PDFs are skipped due to the isBinaryFile() check in internal/adapter/local.go (lines 126-129 and 237-242).
Root Cause
The isBinaryFile() function checks for null bytes (0x00) in file content. PDF files naturally contain null bytes as part of their binary structure, causing them to be incorrectly classified as "binary files to skip".

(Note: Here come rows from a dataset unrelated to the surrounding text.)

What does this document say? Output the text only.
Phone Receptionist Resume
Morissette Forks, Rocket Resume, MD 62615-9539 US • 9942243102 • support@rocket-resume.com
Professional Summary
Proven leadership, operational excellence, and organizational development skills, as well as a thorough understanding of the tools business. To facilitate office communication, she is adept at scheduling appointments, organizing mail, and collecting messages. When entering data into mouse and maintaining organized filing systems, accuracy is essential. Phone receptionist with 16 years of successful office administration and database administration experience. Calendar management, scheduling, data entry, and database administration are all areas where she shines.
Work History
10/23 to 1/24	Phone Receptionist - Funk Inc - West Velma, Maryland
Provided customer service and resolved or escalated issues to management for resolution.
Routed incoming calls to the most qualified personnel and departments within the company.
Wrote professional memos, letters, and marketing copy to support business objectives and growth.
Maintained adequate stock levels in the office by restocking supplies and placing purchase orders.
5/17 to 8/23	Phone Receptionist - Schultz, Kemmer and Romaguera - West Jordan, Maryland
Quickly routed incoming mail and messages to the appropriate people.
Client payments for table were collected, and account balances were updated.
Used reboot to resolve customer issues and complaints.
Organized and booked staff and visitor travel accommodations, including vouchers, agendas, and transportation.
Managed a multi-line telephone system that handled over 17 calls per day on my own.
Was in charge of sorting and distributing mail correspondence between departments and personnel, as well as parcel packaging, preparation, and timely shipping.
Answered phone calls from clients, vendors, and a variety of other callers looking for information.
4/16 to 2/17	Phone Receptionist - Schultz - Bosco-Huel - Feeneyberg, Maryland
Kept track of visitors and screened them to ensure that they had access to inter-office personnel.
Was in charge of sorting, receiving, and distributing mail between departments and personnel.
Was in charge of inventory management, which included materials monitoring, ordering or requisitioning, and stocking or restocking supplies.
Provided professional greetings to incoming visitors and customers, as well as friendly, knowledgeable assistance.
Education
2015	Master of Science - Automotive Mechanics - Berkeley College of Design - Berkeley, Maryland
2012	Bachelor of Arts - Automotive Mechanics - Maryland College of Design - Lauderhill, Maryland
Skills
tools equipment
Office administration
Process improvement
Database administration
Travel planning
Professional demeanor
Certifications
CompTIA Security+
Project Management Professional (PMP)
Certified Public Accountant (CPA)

// internal/adapter/local.go:237
func (l *LocalFolderAdapter) isBinaryFile(content []byte) bool {
for i := 0; i < len(content) && i < 1024; i++ {
if content[i] == 0 { // PDFs contain null bytes!
return true
}
}
// ...
}Environment
- Version:
ghcr.io/castai/openwebui-content-sync:latest(as of 2025-11-15) - Docker: Latest
- OS: Synology DSM
Proposed Solution
Option 1 (Recommended): Remove binary file check entirely, as Open WebUI can handle all document types:
// Remove lines 126-129 in local.goOption 2: Whitelist common document formats:
allowedExtensions := []string{".pdf", ".docx", ".doc", ".txt", ".md", ".csv"}
if l.isBinaryFile(content) && !hasAllowedExtension(path, allowedExtensions) {
skip()
}Option 3: Check file extension instead of content:
skipExtensions := []string{".exe", ".zip", ".tar", ".gz", ".jpg", ".png", ".gif"}
if hasSkipExtension(path, skipExtensions) {
skip()
}Impact
This bug prevents automatic synchronization of PDF documents, which are essential for legal, technical, and business knowledge bases.
Additional Context
First sync works because the file index is empty. Subsequent syncs read from the index but still run the binary check during file scanning, causing PDFs to be skipped.